Enzymes then reduce activation energy by creating a different (easier) pathway for the reaction to occur, or by changing the chemical makeup of the substrates so that they can more quickly and easily reach the transition state. Because reactions only occur based on:
1) Favourable geometry and
2) Enough energy to react
The enzymes increase the probability of this occurring. Without enzymes, molecules only react by random collisions, which only a small proportion of these have the above two factors. With enzymes, now it is the same likely hood that two molecules may collide, HOWEVER, the likelihood of two molecules colliding with an enzyme is now also present.
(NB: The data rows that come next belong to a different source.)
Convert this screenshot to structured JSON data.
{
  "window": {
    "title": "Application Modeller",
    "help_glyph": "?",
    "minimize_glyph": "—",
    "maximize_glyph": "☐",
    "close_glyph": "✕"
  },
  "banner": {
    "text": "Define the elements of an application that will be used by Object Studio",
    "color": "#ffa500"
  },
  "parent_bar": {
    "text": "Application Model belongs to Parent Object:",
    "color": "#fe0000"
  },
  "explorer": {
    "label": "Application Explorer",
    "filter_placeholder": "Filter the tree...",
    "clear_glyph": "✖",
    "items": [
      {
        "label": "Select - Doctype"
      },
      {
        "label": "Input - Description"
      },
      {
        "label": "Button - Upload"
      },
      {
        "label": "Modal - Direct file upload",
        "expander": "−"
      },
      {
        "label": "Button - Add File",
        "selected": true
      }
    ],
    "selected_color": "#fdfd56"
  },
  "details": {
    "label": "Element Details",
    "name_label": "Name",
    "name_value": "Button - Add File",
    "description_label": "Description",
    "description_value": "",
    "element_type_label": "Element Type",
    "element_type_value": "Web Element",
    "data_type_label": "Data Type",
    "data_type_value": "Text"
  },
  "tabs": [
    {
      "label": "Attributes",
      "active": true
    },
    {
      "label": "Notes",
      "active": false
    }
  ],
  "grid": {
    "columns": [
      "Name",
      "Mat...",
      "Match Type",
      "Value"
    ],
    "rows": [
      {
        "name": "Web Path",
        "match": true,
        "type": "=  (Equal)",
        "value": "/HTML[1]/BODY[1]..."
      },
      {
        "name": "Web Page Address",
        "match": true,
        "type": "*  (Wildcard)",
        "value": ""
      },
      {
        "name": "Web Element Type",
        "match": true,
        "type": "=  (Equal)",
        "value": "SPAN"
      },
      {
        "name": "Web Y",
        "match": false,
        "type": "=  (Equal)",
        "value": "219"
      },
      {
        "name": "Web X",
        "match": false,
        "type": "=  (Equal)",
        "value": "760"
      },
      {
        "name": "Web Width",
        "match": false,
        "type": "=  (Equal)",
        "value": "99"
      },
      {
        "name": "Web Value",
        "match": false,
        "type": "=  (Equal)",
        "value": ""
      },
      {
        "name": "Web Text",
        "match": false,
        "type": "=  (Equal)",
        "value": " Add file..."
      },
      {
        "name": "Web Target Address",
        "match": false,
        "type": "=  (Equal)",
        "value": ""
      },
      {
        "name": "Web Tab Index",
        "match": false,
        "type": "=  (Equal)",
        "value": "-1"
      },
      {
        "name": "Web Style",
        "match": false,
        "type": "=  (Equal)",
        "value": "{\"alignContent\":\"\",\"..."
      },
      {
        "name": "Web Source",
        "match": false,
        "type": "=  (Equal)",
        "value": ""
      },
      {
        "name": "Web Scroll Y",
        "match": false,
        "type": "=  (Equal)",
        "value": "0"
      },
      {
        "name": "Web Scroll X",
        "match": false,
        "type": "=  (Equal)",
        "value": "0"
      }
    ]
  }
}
And if they do this, then it is very likely that they will have sufficient energy and geometry to react, so this greatly increases the probability of more reactions occurring.
3 Specific ways it decreases activation energy:
1) Brings particles close together, so that the randomness of collisions due to particle motion is not in play.
2) Chemically reacts with the substrates in certain places to change charges and H-bonds in order to help it more easily attract and react with other substrate molecules.
3) It physically distorts or strains molecules, making them want to break because they are extremely unstable and want to react and break down. By doing this, the enzyme puts them at that transition state.